Манечка рассмеялась, но никто ее смеха не поддержал. У Саши было розовое личико и прямой аккуратный носик. Она вспомнила о своем испуге, и глаза у нее стали круглыми от страха.
— Кто же это был? Рыба, что ли?
— Нет, рыба за колено не возьмет.
— Утопленник…
— Ох! — испуганно вздохнули кругом.
Потом маленькая рыжая Томка сказала:
— А я лягух больше, чем утопленников, боюсь.
Она показала, как она боится лягух.
— Лягух глупо бояться. Я вот коров боюсь, — корова большая, рогатая, и никогда не знаешь, что она сделает.
— Ну, если коров бояться, как же их доить, — сказала Варвара рассудительно.
Но на ее слова никто не обратил внимания. Оказалось, все они чего–нибудь боятся. Они рассказывали об этом с полной откровенностью, как будто даже хвастаясь, что они такие трусихи. Они боялись собак, козлов, индюков, мышей, высоты, темноты, раков, пауков, омутов, окряг. Одна Манечка уверяла, что ничего такого не боится, — пока речь не зашла о покойниках.
— Нет, покойников я боюсь, — сказала она, и по голосу ее было слышно, что она их действительно боится.
Как раз в эту минуту Королев краем глаза заметил Лизу Кольцову, вышедшую из кустов и подходившую к ним. Он не посмел повернуть к ней головы. Она обошла кругом всех сидевших в траве и села позади Королева. Он не видел ее, но все время чувствовал спиной ее присутствие.
— Что это — весь день гром гремит, а дождя нету? — спросила вдруг Саша Кашина.
Ей никто не ответил. Взглянув в их лица, Королев понял, что все они, кроме Саши, давно уже догадались, что это за гром.
— Я тоже сначала думала, что тут за лесом едут машины, груженные железом, — сказала рыжая Томка.

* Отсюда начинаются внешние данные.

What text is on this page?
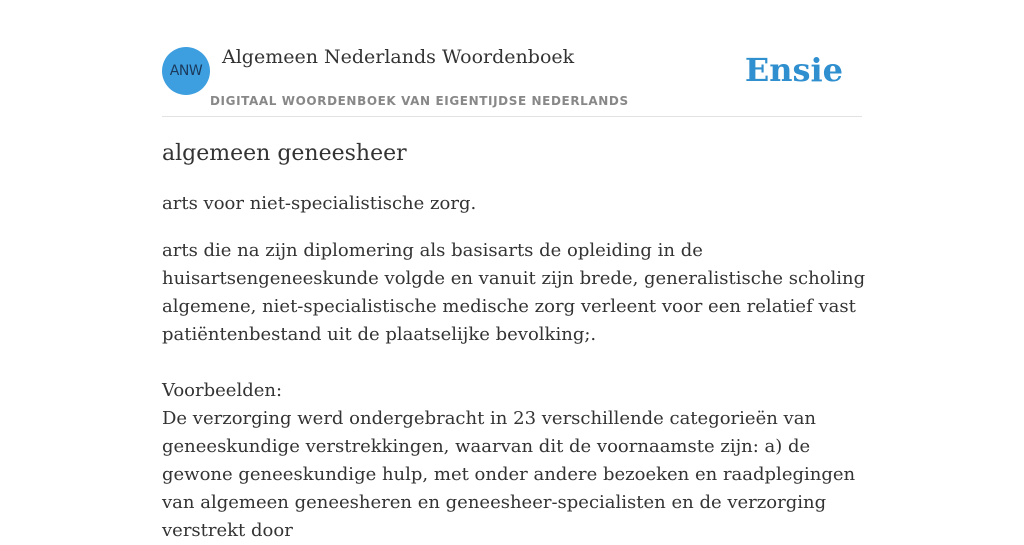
ANW
Algemeen Nederlands Woordenboek
DIGITAAL WOORDENBOEK VAN EIGENTIJDSE NEDERLANDS
Ensie
algemeen geneesheer

arts voor niet-specialistische zorg.

arts die na zijn diplomering als basisarts de opleiding in de huisartsengeneeskunde volgde en vanuit zijn brede, generalistische scholing algemene, niet-specialistische medische zorg verleent voor een relatief vast patiëntenbestand uit de plaatselijke bevolking;.

Voorbeelden:
De verzorging werd ondergebracht in 23 verschillende categorieën van geneeskundige verstrekkingen, waarvan dit de voornaamste zijn: a) de gewone geneeskundige hulp, met onder andere bezoeken en raadplegingen van algemeen geneesheren en geneesheer-specialisten en de verzorging verstrekt door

Впервые заговорили они о близости фронта. Ни одна не выразила страха, но Королеву вдруг стало страшно за них. Разговоры о боязни темноты, мышей, раков укрепили в нем ощущение их беззащитности. То, что он сам на войне, где его могут убить, всегда казалось ему делом естественным. Но зачем быть на фронте этим девочкам?..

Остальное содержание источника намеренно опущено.